На третий день он стал ходить по заимке с плетью, той самой, которой Кафтанов отстегал когда-то Лукерью.
– A-а, не получаетца, паскудная твоя р-рыла?! – пьяно и злорадно гремел Кафтанов, крутя распухшей, разлохмаченной головой. – Талантов не хватает?! Н-ну, гляди у меня, последний день сроку…
В этот «последний» день, как обычно, надо было топить баню. Сунув плетку в сапог, Федор натаскал в огромный казан воды, присел отдохнуть возле стенки, на припеке. Силантий, растопив баню, приткнулся рядом.
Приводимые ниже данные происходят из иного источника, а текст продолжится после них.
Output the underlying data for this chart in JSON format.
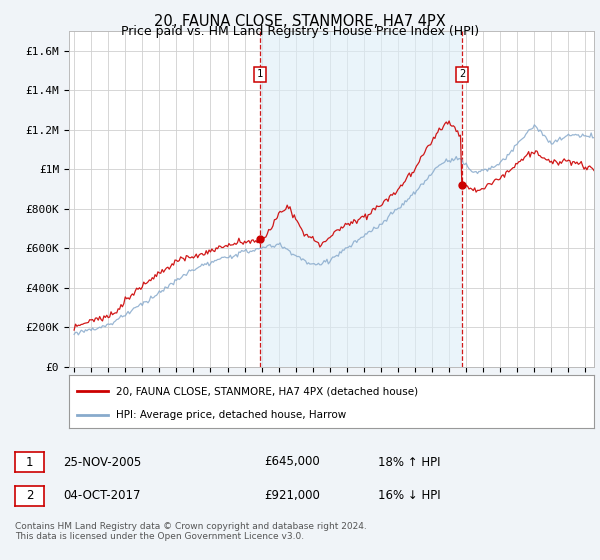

– Уходи, Федор, в лес от греха, – сказал старик. – Возьми ружье да уходи… Ведь он, Кафтанов, гляди, и в баню тебя с кобылой этой загонит. Им что, потеряли обличье-то людское…
– Они потеряли, а я нашел… Я с первой минуты понял, что не Лушка, а сам Кафтанов со мной играется. Но я его переиграю.
– Как это?
– Так… Отойди-ка, батя… Вон Лушка вышла, меня вызревает. Отойди.
Старик, кряхтя, поднялся, поплелся в конюшню.
– Федя… Федя… – немедленно метнулась к бане Лукерья.
– Прочь! – толкнул он ее в грудь, ушел за дом.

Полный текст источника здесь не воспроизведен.